Monitoring Algorithmic/High Frequency Trading in Line with MiFID II Rules

FlexAlgoWheel aligns broker and algorithmic selection with trading objective within regulatory limits.

Under RTS 6 of MiFID II which will come into effect on 3 January 2018, any action which has the potential to create a disorderly market will fail to comply with regulation.

“FlexTRADER has various in-built controls to ensure any automation is kept within regulatory limits,” explained Andy Mahoney, Head of Sales at FlexTrade.

Responsibilities of firms

Firms must ensure that systems used for algorithmic trading are effective, tested and monitored. Algorithmic trades must be flagged as well as the identity of the trader who generated the deal. Companies engaging in high-frequency trading must record all placed and executed orders as well as record cancellations and quotes and these records must be made available upon request.

FlexAlgoWheel

The obligations outlined in RTS 6 most commonly fall on the system interacting with the venue directly, so order flow passing through a broker’s Smart Order Router does not create additional obligations.

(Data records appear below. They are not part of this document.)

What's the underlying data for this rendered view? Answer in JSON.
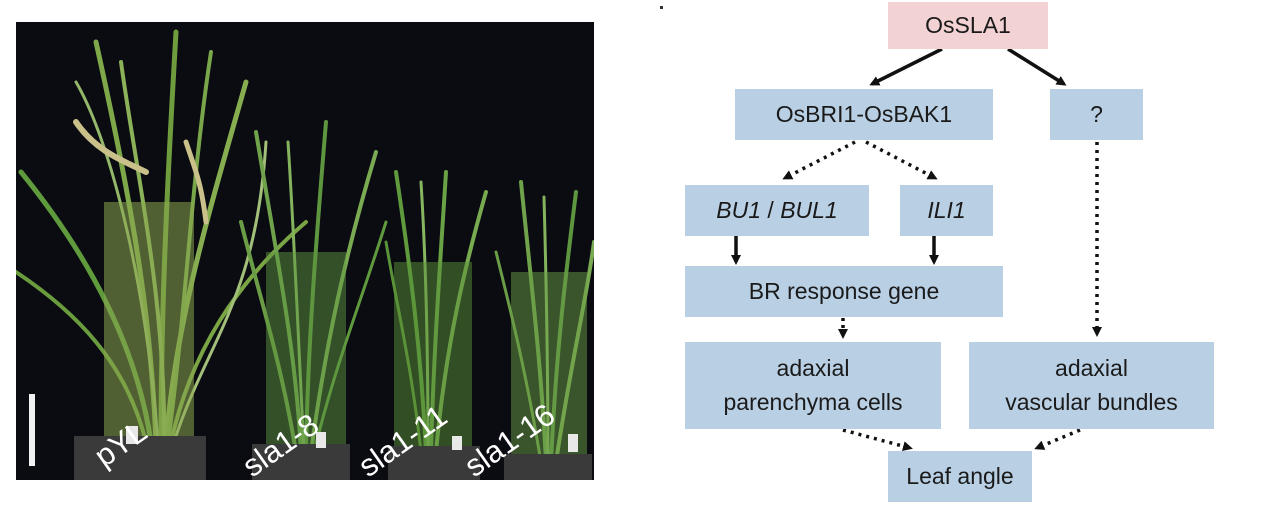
{
  "photo": {
    "plant_labels": [
      "pYL",
      "sla1-8",
      "sla1-11",
      "sla1-16"
    ],
    "colors": {
      "background": "#0b0b12",
      "leaf": "#5f9a3c",
      "pot": "#3a3a3a",
      "scale_bar": "#f2f2f2"
    }
  },
  "diagram": {
    "nodes": {
      "root": "OsSLA1",
      "receptor": "OsBRI1-OsBAK1",
      "unknown": "?",
      "bu1_a": "BU1",
      "bu1_sep": " / ",
      "bu1_b": "BUL1",
      "ili1": "ILI1",
      "br_response": "BR response gene",
      "parenchyma_l1": "adaxial",
      "parenchyma_l2": "parenchyma cells",
      "vascular_l1": "adaxial",
      "vascular_l2": "vascular bundles",
      "leaf_angle": "Leaf angle"
    },
    "colors": {
      "node_fill": "#b9cfe4",
      "root_fill": "#f2d2d2",
      "arrow": "#111111"
    },
    "edges": [
      {
        "from": "root",
        "to": "receptor",
        "style": "solid"
      },
      {
        "from": "root",
        "to": "unknown",
        "style": "solid"
      },
      {
        "from": "receptor",
        "to": "bu1",
        "style": "dotted"
      },
      {
        "from": "receptor",
        "to": "ili1",
        "style": "dotted"
      },
      {
        "from": "bu1",
        "to": "br_response",
        "style": "solid"
      },
      {
        "from": "ili1",
        "to": "br_response",
        "style": "solid"
      },
      {
        "from": "br_response",
        "to": "parenchyma",
        "style": "dotted"
      },
      {
        "from": "unknown",
        "to": "vascular",
        "style": "dotted"
      },
      {
        "from": "parenchyma",
        "to": "leaf_angle",
        "style": "dotted"
      },
      {
        "from": "vascular",
        "to": "leaf_angle",
        "style": "dotted"
      }
    ]
  }
}
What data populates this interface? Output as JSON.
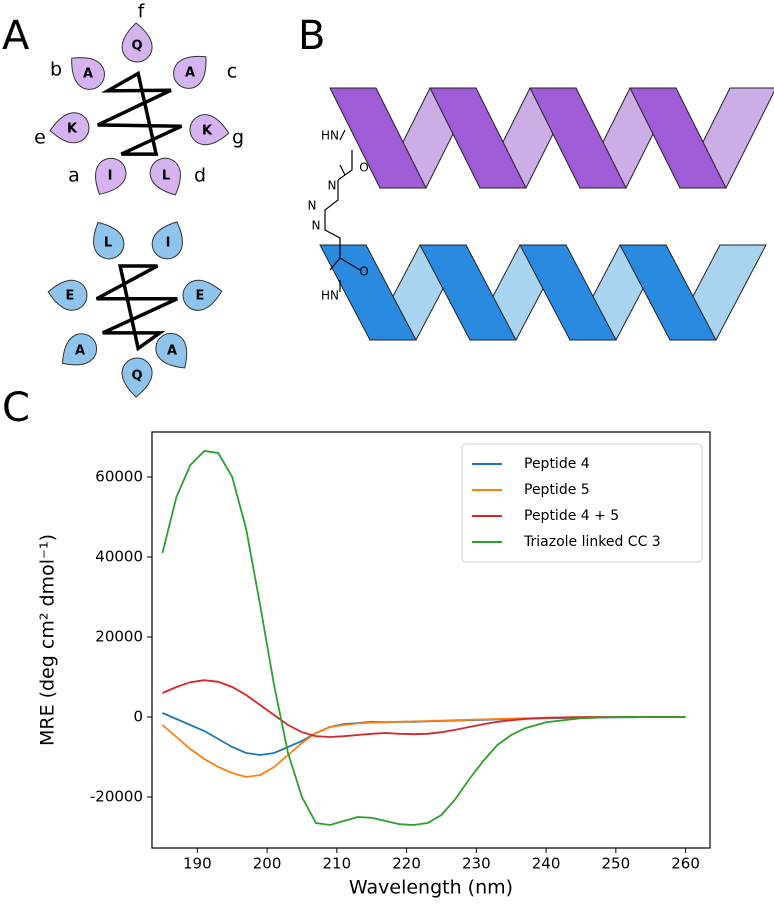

“The FlexAlgoWheel aligns broker and algorithm selection with trading objective and does not trigger additional obligations since orders are still passing through a Smart Order Router,” continued Mahoney.

This is similarly applicable for low-touch order automation, a subset of FlexAlgoWheel functionality.

High Frequency Trading

High Frequency Trading refers to a high message intraday rate or, on average, at least 4 messages per second across a venue and 2 messages per instrument.

“FlexTRADER EMS has existing in-built control throttles to ensure High Frequency Trading thresholds are not breached,” said Mahoney.